The film’s use of cannibalism is also fascinating in comparison to the novel’s treatment of the subject. DeAngelis’s original story heavily leans into the act as a metaphor – whether that be youthful rebellion, lustful desire, or just as a way of depicting the disgusting nature of eating meat (DeAngelis’s novel was inspired by her veganism). Guadagnino’s film is much more muted towards the metaphor angle, merely leaving it as a slight commentary on partaking in the forbidden fruit. It’s a more literal adaptation, replacing some of the novel’s fantastical elements with a more grounded version of events – where the cannibals in the novel are borderline supernatural creatures, here they’re just people who have better senses of smell and get hungry for manflesh. Guadagnino is far more interested in goopy, gross blood and guts than he is something like the myth of the Wendigo.

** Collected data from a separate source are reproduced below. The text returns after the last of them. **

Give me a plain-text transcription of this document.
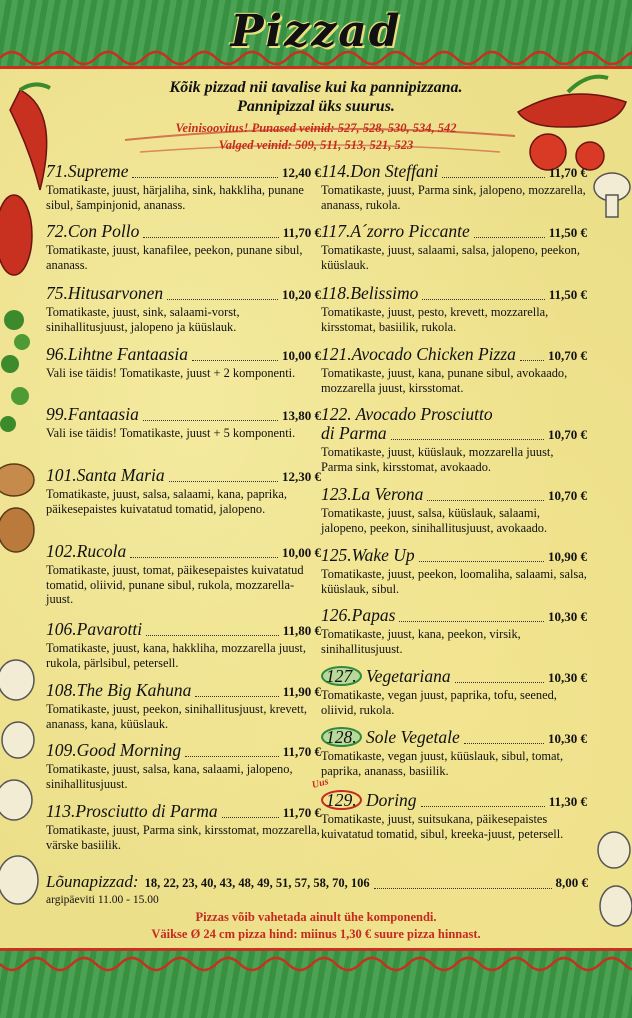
Pizzad
Kõik pizzad nii tavalise kui ka pannipizzana.
Pannipizzal üks suurus.
Veinisoovitus! Punased veinid: 527, 528, 530, 534, 542
Valged veinid: 509, 511, 513, 521, 523
71.Supreme	12,40 €
Tomatikaste, juust, härjaliha, sink, hakkliha, punane sibul, šampinjonid, ananass.
72.Con Pollo	11,70 €
Tomatikaste, juust, kanafilee, peekon, punane sibul, ananass.
75.Hitusarvonen	10,20 €
Tomatikaste, juust, sink, salaami-vorst, sinihallitusjuust, jalopeno ja küüslauk.
96.Lihtne Fantaasia	10,00 €
Vali ise täidis! Tomatikaste, juust + 2 komponenti.
99.Fantaasia	13,80 €
Vali ise täidis! Tomatikaste, juust + 5 komponenti.
101.Santa Maria	12,30 €
Tomatikaste, juust, salsa, salaami, kana, paprika, päikesepaistes kuivatatud tomatid, jalopeno.
102.Rucola	10,00 €
Tomatikaste, juust, tomat, päikesepaistes kuivatatud tomatid, oliivid, punane sibul, rukola, mozzarella-juust.
106.Pavarotti	11,80 €
Tomatikaste, juust, kana, hakkliha, mozzarella juust, rukola, pärlsibul, petersell.
108.The Big Kahuna	11,90 €
Tomatikaste, juust, peekon, sinihallitusjuust, krevett, ananass, kana, küüslauk.
109.Good Morning	11,70 €
Tomatikaste, juust, salsa, kana, salaami, jalopeno, sinihallitusjuust.
113.Prosciutto di Parma	11,70 €
Tomatikaste, juust, Parma sink, kirsstomat, mozzarella, värske basiilik.
114.Don Steffani	11,70 €
Tomatikaste, juust, Parma sink, jalopeno, mozzarella, ananass, rukola.
117.A´zorro Piccante	11,50 €
Tomatikaste, juust, salaami, salsa, jalopeno, peekon, küüslauk.
118.Belissimo	11,50 €
Tomatikaste, juust, pesto, krevett, mozzarella, kirsstomat, basiilik, rukola.
121.Avocado Chicken Pizza 10,70 €
Tomatikaste, juust, kana, punane sibul, avokaado, mozzarella juust, kirsstomat.
122. Avocado Prosciutto
di Parma	10,70 €
Tomatikaste, juust, küüslauk, mozzarella juust, Parma sink, kirsstomat, avokaado.
123.La Verona	10,70 €
Tomatikaste, juust, salsa, küüslauk, salaami, jalopeno, peekon, sinihallitusjuust, avokaado.
125.Wake Up	10,90 €
Tomatikaste, juust, peekon, loomaliha, salaami, salsa, küüslauk, sibul.
126.Papas	10,30 €
Tomatikaste, juust, kana, peekon, virsik, sinihallitusjuust.
127.
Vegetariana	10,30 €
Tomatikaste, vegan juust, paprika, tofu, seened, oliivid, rukola.
128.
Sole Vegetale	10,30 €
Tomatikaste, vegan juust, küüslauk, sibul, tomat, paprika, ananass, basiilik.
Uus
129.
Doring	11,30 €
Tomatikaste, juust, suitsukana, päikesepaistes kuivatatud tomatid, sibul, kreeka-juust, petersell.
Lõunapizzad: 18, 22, 23, 40, 43, 48, 49, 51, 57, 58, 70, 106	8,00 €
argipäeviti 11.00 - 15.00
Pizzas võib vahetada ainult ühe komponendi.
Väikse Ø 24 cm pizza hind: miinus 1,30 € suure pizza hinnast.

Which isn’t to say Bones and All isn’t a beautiful film to look at. Guadagnino is nothing if not spectacular at his visual craft, whether it’s the bright, naturally gorgeous Italian countryside of Call Me By Your Name or the cold, bleakness of his remake of Suspiria (a film I admittedly don’t care for, but the aesthetic and visual palate are certainly not the issue). Here, he’s shooting the America midwest through the lens of a pair of outsiders driving across the outskirts of the heartland. Open plains, cornfields, carnivals, and seemingly endless rivers make up the landscape of Lee and Maren’s trip. Their stops are punctuated by run-down suburban diners, urban decay and dirty campgrounds. Even the gore, disgusting as it may be, is weirdly elegant in its own way.

There’s a meandering quality to the film, which in many ways is a feature not a bug. There does, at times, seem to lack a bit of inertia though. There is almost always an episodic quality to road films, and Bones and All is no exception. Bones and All is a far stranger and uncynical romantic entry to the genre than most, but the spirit of films like Pierrot le Fou, Bonnie and Clyde, and Natural Born Killers is here as well. The elements that work in this film are spectacular, which makes the parts that don’t work that much more difficult to swallow.